Les taux hypothécaires américains ont grimpé à un sommet de près de deux mois la semaine dernière, portant un coup au marché du logement en augmentant les coûts d'emprunt et en provoquant une chute brutale de l'activité des acheteurs. L'Association des banquiers hypothécaires (MBA) a rapporté mercredi que le taux contractuel moyen sur une hypothèque fixe de 30 ans est passé à 6,56 % au cours de la semaine terminée le 15 mai.
« Nous voyons peu de perspectives d'une reprise marquée de l'activité sur le marché du logement à court terme », a déclaré Oliver Allen, économiste principal chez Pantheon Macroeconomics, commentant l'environnement immobilier plus large et les contraintes posées par les taux élevés et l'inventaire serré [4].
L'augmentation de 10 points de base a ramené le taux juste en dessous du sommet de 6,57 % enregistré fin mars. L'impact sur l'accessibilité a été immédiat, l'indice MBA des demandes de prêts à l'achat chutant de 4,1 %, sa plus forte baisse hebdomadaire depuis le 20 mars. L'indice de refinancement de l'association a également légèrement diminué.
La hausse continue des coûts d'emprunt devrait freiner davantage l'activité du marché immobilier, exerçant potentiellement une pression à la baisse sur les prix des logements et affectant négativement les actions des secteurs de l'immobilier et de la construction. Cette tendance pourrait également servir d'indicateur avancé d'un ralentissement économique plus large.
Les demandes plongent alors que l'accessibilité se dégrade
La hausse des taux a été un vent contraire persistant pour le marché du logement en 2026. Depuis la fin février, le taux hypothécaire à 30 ans a augmenté de près d'un demi-point de pourcentage, soit 50 points de base, érodant le pouvoir d'achat des acheteurs potentiels. Chaque hausse de taux rend les paiements mensuels plus chers, écartant les acheteurs potentiels et refroidissant la demande. La chute de 4,1 % des demandes d'achat est le reflet direct de cette crise croissante de l'accessibilité.

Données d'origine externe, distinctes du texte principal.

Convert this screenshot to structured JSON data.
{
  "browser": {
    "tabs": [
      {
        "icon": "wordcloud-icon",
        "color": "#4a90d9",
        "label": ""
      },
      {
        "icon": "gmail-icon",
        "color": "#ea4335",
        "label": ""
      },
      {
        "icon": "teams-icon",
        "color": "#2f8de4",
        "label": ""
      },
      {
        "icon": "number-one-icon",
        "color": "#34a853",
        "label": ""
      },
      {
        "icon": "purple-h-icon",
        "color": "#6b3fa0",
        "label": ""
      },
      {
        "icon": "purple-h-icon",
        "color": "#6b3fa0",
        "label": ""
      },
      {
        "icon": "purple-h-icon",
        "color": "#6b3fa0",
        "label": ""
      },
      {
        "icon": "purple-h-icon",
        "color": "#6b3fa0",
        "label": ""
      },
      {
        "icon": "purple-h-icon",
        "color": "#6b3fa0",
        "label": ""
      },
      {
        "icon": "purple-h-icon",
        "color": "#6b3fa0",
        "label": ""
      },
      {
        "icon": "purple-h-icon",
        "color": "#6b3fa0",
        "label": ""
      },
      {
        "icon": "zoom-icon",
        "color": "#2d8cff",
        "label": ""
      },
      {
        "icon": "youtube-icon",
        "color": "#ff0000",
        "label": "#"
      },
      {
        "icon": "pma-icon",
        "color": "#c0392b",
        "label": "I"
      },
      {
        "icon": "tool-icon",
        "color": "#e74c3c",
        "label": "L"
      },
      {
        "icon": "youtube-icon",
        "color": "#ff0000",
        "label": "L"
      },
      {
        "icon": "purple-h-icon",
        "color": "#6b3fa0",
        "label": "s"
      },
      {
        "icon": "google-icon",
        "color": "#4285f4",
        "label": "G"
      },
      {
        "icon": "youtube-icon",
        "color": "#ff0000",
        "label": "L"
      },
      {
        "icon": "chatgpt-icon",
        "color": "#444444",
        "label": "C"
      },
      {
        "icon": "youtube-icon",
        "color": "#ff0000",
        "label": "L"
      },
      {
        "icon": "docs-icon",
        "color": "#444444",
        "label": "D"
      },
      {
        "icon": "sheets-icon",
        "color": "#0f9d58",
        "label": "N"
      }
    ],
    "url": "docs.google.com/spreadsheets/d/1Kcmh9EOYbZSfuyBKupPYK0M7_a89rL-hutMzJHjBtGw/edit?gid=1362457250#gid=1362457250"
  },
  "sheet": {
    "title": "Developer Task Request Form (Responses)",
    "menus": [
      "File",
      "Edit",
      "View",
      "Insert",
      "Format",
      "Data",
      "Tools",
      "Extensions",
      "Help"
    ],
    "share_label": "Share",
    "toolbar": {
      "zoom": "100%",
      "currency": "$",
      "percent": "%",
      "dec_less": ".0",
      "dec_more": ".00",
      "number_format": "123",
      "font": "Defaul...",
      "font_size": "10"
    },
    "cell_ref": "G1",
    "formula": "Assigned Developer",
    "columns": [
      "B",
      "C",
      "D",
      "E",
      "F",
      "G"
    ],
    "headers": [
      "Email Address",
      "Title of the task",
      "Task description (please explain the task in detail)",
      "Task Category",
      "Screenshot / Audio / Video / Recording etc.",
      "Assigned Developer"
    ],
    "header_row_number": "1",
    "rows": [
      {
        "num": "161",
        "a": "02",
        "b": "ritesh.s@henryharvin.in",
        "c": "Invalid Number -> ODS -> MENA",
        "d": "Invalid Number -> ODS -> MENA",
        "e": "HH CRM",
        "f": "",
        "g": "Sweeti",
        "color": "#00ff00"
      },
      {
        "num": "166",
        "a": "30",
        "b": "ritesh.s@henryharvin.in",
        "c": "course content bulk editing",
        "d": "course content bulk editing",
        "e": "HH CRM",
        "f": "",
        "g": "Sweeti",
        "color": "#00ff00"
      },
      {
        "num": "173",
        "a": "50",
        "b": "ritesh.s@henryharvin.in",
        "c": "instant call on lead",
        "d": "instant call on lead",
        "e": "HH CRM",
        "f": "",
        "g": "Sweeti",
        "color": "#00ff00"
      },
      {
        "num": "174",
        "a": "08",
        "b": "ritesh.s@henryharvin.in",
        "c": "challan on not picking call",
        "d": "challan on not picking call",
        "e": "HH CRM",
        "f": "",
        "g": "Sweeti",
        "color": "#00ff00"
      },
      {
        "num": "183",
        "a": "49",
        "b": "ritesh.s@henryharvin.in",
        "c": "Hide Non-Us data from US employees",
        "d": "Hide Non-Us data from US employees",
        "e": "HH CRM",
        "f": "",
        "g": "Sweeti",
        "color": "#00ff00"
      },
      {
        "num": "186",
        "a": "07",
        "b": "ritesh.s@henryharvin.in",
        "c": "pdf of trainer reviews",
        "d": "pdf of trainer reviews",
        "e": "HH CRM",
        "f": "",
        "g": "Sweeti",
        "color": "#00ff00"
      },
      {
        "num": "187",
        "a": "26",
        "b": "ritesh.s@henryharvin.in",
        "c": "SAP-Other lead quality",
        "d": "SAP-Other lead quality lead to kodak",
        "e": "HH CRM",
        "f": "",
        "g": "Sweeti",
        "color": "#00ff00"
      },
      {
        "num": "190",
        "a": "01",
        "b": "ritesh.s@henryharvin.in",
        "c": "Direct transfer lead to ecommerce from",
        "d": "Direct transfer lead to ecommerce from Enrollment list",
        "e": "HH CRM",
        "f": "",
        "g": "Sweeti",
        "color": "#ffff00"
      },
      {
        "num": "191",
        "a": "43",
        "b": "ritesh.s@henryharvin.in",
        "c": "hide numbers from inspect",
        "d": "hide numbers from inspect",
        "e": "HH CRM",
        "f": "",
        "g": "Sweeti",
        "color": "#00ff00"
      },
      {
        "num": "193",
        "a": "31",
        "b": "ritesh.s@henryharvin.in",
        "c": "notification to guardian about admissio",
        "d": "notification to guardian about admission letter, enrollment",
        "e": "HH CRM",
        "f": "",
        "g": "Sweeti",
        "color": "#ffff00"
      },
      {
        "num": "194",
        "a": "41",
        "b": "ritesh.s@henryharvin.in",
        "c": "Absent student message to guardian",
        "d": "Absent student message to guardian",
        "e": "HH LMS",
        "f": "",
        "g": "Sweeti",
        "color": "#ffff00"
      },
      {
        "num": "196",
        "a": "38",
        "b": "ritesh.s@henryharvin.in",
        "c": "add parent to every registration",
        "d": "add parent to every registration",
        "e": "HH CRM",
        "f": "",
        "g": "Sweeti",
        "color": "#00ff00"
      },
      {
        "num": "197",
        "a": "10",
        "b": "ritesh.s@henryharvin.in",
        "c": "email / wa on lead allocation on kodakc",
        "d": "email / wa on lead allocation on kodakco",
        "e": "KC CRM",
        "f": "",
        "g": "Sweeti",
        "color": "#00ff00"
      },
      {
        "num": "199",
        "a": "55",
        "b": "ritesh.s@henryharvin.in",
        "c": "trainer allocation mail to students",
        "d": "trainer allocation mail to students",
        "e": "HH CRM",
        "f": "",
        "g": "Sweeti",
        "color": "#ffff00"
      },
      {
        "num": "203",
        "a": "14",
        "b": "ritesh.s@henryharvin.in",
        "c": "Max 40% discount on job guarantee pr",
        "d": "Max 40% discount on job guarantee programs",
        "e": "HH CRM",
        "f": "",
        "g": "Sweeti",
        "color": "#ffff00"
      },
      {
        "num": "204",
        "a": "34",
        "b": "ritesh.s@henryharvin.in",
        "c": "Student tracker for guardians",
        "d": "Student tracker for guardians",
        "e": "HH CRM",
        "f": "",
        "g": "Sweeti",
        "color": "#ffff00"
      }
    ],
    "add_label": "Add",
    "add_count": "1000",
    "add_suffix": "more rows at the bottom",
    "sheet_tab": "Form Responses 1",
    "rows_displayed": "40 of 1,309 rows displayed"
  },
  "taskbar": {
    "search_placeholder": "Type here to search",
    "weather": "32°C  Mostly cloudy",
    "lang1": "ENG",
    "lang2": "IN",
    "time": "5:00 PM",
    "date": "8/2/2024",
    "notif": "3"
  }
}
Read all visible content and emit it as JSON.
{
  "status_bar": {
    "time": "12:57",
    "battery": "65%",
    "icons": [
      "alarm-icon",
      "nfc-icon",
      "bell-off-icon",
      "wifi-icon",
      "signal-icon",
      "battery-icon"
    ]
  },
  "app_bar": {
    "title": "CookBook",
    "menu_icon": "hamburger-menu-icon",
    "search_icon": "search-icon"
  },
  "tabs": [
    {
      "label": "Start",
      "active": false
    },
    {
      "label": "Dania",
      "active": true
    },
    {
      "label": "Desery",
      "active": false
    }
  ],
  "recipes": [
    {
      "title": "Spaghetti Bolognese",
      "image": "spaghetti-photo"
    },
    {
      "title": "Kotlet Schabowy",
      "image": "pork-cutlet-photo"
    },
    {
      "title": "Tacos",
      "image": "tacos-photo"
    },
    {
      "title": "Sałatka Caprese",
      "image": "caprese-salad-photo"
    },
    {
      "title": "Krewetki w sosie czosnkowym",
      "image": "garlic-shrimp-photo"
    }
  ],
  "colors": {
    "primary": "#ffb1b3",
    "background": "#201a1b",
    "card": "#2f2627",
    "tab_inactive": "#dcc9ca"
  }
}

La volatilité des taux freine la reprise du logement
Le marché a été caractérisé par la volatilité tout au long de l'année. Une baisse temporaire des taux hypothécaires en avril a entraîné une brève augmentation de 1,4 % des ventes de logements en attente, mais comme les taux ont rapidement inversé leur cours, l'élan s'est arrêté [4]. D'autres données de marché montrent que la tendance à la hausse se poursuit, le Mortgage Research Center signalant un taux moyen sur 30 ans de 6,73 % au 20 mai [1].
Cette volatilité découle de l'incertitude entourant la politique monétaire de la Réserve fédérale. Après avoir réduit le taux des fonds fédéraux à trois reprises fin 2025, la banque centrale a maintenu son taux directeur stable dans une fourchette de 3,50 % à 3,75 % jusqu'à présent en 2026. Bien que ces baisses antérieures aient apporté un certain soulagement, la pause actuelle de la Fed et les inquiétudes persistantes concernant l'inflation ont maintenu une pression à la hausse sur les rendements des bons du Trésor à long terme, que les taux hypothécaires suivent généralement. Les économistes préviennent que tant qu'il n'y aura pas de tendance durable à la baisse des taux, la reprise du marché immobilier restera atone.
Cet article est à titre informatif uniquement et ne constitue pas un conseil en investissement.